Chapter One

One year later

 

The whir of the coffee machine pulled me out of my daydream.

“Emma?” I looked up.

“Yes. That’s me.” I shuffled over to the counter and took my warm cup of much-needed caffeine from the barista. I pressed a plastic lid down on it and took a sip.

Mm. That was good. Now I was ready to begin my day.

I checked my vintage wrist watch. It was 8.28 a.m. on a Monday. A day I hated. A time I hated even more. But priding myself as a morning person, I plastered a smile on my face and pushed through the mass of commuters doing the same thing as me—moving toward their place of work. Before I came here, I relished in the power of a good beauty sleep and mornings were my enemy. In fact, I once tried to make mornings illegal. It worked well for a few years until that unfortunate incident where a certain someone who shall not be named ruined my life forever. I was forced to flee, and who knows what happened to my kingdom after that. The bustling, fast moving city of Sydney was a big change from the pristine palaces of my old kingdom.

But if I was going to live here, I had to adapt. And adapt I did.

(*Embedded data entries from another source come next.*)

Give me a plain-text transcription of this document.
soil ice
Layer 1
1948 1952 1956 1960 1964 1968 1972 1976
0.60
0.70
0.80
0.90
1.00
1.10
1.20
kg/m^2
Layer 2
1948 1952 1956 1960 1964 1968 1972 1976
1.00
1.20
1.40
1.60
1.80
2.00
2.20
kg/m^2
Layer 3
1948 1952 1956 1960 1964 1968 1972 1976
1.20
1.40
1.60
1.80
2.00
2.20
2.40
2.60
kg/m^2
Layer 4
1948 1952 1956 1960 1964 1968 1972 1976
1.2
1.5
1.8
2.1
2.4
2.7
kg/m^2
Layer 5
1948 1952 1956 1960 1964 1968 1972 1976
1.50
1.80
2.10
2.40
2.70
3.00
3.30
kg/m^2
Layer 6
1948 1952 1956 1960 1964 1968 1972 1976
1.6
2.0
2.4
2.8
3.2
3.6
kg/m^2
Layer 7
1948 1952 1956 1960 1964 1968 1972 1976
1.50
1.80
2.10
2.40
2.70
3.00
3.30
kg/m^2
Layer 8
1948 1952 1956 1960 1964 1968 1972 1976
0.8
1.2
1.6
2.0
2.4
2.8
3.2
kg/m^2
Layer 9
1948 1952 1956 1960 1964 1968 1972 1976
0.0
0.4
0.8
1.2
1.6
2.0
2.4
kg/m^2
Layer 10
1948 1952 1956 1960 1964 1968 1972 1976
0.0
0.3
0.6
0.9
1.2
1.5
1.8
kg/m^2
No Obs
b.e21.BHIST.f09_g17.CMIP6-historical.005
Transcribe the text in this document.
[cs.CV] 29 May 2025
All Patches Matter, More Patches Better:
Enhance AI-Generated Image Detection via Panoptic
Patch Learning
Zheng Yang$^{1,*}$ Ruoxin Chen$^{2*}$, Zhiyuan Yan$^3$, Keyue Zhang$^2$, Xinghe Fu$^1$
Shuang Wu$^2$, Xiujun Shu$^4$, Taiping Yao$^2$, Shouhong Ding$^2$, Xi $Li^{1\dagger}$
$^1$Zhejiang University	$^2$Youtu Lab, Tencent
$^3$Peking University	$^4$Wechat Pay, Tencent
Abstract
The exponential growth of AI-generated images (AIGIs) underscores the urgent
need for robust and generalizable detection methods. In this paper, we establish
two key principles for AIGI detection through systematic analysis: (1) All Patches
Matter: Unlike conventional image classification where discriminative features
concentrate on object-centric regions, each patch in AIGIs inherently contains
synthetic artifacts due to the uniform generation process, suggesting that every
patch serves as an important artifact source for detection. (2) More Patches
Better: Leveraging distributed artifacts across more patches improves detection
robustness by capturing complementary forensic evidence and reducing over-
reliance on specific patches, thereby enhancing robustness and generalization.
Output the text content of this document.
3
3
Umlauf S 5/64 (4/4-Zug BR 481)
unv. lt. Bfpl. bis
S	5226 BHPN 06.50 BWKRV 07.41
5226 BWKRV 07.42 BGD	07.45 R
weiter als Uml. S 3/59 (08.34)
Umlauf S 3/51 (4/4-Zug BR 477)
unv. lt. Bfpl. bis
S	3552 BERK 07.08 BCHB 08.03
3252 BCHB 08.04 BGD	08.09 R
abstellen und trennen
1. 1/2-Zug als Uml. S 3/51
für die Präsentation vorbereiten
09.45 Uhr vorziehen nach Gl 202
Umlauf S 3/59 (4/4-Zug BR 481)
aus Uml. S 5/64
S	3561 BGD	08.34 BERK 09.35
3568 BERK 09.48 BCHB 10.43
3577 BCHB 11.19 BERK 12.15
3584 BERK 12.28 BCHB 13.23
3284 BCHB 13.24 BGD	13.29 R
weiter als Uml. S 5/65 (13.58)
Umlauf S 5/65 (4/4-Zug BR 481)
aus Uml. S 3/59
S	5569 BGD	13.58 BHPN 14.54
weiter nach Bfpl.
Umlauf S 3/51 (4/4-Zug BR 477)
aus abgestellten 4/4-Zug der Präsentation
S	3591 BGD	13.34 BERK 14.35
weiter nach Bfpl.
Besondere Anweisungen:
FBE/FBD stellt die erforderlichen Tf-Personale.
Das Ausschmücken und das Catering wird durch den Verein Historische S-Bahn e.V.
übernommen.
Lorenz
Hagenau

I got an internship at a national newspaper as a journalist and studied hard. Because of the age I appeared to be, no one took me seriously, but once they saw how good I was at my job, they soon fell at my feet. Well, not literally. I was still waiting for the day when they would—or when I could be bothered to make them.

I hated using my powers and hated magic even more. That was why I prided myself in keeping the existence of magic hidden here in the human realm.

I walked into my cramped office and immediately booted up my computer. I clicked on the mail icon and groaned when I saw the sheer number or unread emails clogging my inbox folders. This job was a cover for my real job, investigating the mysterious leads humans sent to the newspaper. Stories of the weird and the unexplained. The magical things. Things that shouldn’t exist but did. That’s why I had to put an end to Darcy’s campaign. But my boss would kill me, and I wouldn’t have a job. It was a double-edged sword. I had to keep doing what I was doing. If I put a stop to magic use and Darcy’s quest, I had no purpose in this world. I sighed and took another sip of my latte, repeating my mantra:

“I wanted this. This is my purpose.”

It was the only thing that kept me sane. That was hard when Darcy insisted on torturing me.

He was my enemy in more ways than one. Ever since my ancestor, Eva, banished the former ‘archaic’ laws of our secret world, much to my chagrin, the world in which all supernatural beings existed, my former kingdom, all magical and supernatural beings, were now free to come and go between that world and this one. But only under one condition—they don’t harm humans. And they had to answer to—you guessed it, him. Darcy. My vampire ex-boyfriend.

Darcy loved magic, also much to my chagrin. And he encouraged the free use of magic within the human realm. See where I’m going here?

I clicked on the first email and began reading.

My boss had heard reports from several sources of large wolves or dogs seen roaming the forests of New Zealand. The weird part was, these large dogs weren’t killing anything—not even pets or livestock or native animals, and only appeared to come out at night. What was also strange was wolves weren’t endemic to New Zealand.

Straight away, I thought of wolf shifters who had crossed through the veil. But wolf shifters weren’t nocturnal that I knew of. I had seen them out during the day. My ancestor Eva had befriended one named Henry and made him the new king of the eastern side of the supernatural realm. In all my immortal years, I had never heard of a creature that fit the description. I had to investigate… and try to ignore Darcy at the same time.